How does the way you make music reflect the way you live your life? Can we learn lessons about life by understanding music on a deeper level?

I only write from personal experience and what I have been through. But as I said earlier, I only figure out what a song is really about once it’s done, sometimes weeks later.

I use music as a reflection of my soul. As I would use tarot. It shines some light on a subject that would never come to me in a simple conversation. It reaches the depth of my soul and brings it up so I can understand what is going on underneath.

I think we can definitely learn about life through music. I understood grief through many songs before I had to get through one. And it’s like it had prepared me gently for it because when it happened it’s like I knew how to feel, how to react, and how to get through it.
 
We can surround us with sound every second of the day. The great pianist Glenn Gould even considered this the ultimate delight. How do you see that yourself and what importance does silence hold?
 
I recently purchased earplugs! As I grow older I measure the beauty of silence.

I grew up in Paris, surrounded by noise and sounds. I spent holidays at my grand parents' where Radio France inter is playing all day, every day, until the TV journal. They would talk loud over this background noise.

Three years ago I moved to Normandy, to a small town called Bellême and really discovered the beauty and the importance of silence. It helps me focus, it helps me question myself, and find answers.

Do you feel as though writing or performing a piece of music is inherently different from something like making a great cup of coffee?
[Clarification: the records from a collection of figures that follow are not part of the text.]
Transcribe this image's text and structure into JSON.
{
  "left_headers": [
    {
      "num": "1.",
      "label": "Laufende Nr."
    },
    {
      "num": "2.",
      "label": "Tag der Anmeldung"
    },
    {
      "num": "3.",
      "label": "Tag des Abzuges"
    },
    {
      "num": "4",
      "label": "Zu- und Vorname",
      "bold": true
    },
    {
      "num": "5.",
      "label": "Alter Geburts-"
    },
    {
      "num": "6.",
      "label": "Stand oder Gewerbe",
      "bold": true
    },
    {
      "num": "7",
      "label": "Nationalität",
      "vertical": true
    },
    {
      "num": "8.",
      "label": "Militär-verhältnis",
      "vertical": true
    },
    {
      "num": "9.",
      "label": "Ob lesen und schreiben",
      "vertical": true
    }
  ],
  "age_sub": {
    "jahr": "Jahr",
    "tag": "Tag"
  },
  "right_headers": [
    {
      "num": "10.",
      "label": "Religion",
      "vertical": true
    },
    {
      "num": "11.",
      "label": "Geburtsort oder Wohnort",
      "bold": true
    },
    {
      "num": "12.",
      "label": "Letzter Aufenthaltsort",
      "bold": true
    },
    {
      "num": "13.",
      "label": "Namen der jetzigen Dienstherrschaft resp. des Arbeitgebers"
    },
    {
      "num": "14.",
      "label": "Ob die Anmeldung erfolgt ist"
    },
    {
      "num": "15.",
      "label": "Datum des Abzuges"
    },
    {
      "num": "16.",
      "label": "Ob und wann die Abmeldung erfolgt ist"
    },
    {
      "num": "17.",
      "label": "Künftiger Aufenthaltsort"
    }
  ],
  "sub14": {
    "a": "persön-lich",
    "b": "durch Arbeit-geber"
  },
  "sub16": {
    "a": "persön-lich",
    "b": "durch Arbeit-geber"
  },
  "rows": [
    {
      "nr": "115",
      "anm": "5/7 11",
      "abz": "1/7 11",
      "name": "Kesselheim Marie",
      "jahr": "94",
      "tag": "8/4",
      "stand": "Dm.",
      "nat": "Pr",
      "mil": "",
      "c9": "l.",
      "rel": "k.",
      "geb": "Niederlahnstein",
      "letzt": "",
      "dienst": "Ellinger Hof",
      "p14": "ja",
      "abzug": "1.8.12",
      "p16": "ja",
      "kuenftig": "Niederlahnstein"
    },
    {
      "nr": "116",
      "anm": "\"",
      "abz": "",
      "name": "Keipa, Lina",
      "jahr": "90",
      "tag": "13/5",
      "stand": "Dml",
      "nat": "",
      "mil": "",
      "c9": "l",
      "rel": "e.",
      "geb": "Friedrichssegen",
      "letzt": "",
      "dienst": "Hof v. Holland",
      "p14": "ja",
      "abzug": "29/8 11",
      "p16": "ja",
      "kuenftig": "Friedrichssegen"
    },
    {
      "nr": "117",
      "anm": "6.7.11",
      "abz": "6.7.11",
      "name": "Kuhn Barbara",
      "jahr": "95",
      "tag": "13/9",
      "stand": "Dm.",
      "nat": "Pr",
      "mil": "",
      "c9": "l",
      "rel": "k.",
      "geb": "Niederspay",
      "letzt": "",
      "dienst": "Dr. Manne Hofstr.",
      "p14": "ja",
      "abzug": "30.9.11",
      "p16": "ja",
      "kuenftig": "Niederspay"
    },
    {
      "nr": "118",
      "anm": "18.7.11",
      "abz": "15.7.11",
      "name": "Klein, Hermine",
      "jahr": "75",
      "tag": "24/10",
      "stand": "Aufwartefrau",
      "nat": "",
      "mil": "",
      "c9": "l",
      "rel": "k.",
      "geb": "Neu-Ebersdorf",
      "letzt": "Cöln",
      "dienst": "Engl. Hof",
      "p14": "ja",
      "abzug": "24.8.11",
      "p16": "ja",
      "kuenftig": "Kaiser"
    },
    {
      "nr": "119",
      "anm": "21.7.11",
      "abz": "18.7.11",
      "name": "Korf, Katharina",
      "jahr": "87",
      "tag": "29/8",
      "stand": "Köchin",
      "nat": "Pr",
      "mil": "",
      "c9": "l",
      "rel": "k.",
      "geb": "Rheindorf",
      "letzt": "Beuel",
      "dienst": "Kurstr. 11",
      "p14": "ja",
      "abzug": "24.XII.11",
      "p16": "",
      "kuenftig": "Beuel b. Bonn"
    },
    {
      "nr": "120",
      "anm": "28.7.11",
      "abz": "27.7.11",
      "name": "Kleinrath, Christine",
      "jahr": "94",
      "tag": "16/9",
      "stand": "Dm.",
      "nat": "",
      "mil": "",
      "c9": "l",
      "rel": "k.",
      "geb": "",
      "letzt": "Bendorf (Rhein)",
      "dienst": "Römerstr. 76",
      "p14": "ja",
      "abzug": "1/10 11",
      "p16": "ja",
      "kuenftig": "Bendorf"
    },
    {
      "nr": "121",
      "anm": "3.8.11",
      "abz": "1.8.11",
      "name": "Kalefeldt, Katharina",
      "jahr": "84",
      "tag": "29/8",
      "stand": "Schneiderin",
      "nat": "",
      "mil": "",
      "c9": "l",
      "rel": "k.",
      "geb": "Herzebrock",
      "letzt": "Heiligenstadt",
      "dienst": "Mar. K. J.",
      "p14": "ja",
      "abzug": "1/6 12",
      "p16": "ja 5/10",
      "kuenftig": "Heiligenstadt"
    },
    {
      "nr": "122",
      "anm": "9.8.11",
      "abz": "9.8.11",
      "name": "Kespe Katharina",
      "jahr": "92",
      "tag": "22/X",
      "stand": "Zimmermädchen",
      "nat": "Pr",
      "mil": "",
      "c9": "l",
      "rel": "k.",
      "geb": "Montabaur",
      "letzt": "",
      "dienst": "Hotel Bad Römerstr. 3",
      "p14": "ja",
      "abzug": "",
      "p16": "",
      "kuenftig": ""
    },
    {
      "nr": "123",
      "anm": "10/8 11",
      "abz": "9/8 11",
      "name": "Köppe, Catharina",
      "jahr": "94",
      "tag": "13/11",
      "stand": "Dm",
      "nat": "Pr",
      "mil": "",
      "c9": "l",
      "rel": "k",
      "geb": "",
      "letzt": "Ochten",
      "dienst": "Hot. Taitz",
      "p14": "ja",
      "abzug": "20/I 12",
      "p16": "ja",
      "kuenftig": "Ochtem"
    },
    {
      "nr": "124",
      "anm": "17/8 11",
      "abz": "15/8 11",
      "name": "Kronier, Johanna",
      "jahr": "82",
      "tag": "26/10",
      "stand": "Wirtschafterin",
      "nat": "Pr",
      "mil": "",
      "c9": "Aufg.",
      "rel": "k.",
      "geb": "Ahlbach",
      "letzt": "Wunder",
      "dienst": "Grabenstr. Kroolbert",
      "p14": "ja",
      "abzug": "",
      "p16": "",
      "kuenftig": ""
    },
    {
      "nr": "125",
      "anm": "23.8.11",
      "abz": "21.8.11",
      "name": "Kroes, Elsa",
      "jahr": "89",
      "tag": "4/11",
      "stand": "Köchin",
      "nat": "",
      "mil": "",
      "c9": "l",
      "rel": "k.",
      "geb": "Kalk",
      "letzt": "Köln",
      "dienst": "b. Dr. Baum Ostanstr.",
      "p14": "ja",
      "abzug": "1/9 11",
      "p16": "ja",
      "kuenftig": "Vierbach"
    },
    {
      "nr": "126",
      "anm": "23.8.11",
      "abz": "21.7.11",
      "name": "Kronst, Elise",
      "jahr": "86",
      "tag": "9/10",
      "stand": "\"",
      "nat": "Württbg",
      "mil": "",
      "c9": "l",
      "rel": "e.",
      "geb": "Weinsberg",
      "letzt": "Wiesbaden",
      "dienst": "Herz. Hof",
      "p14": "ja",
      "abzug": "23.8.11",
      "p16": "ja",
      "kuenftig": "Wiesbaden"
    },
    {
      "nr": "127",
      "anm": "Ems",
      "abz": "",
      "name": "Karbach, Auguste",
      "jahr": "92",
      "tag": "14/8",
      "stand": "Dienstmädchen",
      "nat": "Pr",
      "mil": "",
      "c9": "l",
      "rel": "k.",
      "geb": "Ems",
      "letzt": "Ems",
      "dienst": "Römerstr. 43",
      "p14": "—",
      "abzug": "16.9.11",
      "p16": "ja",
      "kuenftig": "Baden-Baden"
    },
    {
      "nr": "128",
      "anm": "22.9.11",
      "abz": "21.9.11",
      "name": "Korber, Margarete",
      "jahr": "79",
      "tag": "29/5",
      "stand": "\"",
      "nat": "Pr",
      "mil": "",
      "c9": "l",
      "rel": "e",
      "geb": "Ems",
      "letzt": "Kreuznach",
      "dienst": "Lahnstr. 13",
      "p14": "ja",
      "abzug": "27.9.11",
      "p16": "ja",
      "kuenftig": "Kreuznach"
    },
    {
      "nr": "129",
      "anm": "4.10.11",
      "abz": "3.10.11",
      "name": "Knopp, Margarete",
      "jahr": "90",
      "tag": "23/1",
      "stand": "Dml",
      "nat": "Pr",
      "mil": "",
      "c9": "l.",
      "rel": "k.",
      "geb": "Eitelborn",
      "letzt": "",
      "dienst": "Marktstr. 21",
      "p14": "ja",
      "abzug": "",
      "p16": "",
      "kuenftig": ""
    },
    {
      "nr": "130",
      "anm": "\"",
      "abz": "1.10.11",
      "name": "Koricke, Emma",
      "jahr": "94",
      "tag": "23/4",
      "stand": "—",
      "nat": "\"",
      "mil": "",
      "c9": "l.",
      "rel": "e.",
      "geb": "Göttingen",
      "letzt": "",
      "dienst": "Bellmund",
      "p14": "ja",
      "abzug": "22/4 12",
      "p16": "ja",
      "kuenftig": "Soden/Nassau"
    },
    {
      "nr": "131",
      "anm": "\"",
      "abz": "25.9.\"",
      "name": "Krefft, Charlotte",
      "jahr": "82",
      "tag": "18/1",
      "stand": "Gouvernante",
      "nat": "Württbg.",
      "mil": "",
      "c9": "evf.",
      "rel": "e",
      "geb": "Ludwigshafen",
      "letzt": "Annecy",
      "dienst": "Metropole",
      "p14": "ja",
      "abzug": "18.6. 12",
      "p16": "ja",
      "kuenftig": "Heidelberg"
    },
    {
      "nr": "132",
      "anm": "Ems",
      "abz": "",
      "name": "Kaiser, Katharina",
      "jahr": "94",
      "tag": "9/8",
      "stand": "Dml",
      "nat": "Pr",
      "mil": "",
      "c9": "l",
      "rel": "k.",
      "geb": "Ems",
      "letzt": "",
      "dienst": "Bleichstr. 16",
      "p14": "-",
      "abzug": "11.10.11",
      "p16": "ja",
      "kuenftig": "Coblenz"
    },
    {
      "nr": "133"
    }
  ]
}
What do you express through music that you couldn't or wouldn't in more 'mundane' tasks?

Again it depends what level of intensity you put in what you make. Sometimes I perform old songs that I don’t like anymore and are not aligned to me anymore and I do it as an automatism, like making coffee in the morning (for those who drink coffee - it’s not my case).
 
If you could make a wish for the future – what are developments in music you would like to see and hear?

I would love radios to be bolder in terms of their selection, more eclectic, people to me more curious and adventurous ...

And above all a decent life for musicians. I am lucky to live in France where we have a special status for musicians as long as they tour and record music. That is how I can develop as an artist.

I would like to see that happen for every artist in the world: Financial security to make art peacefully.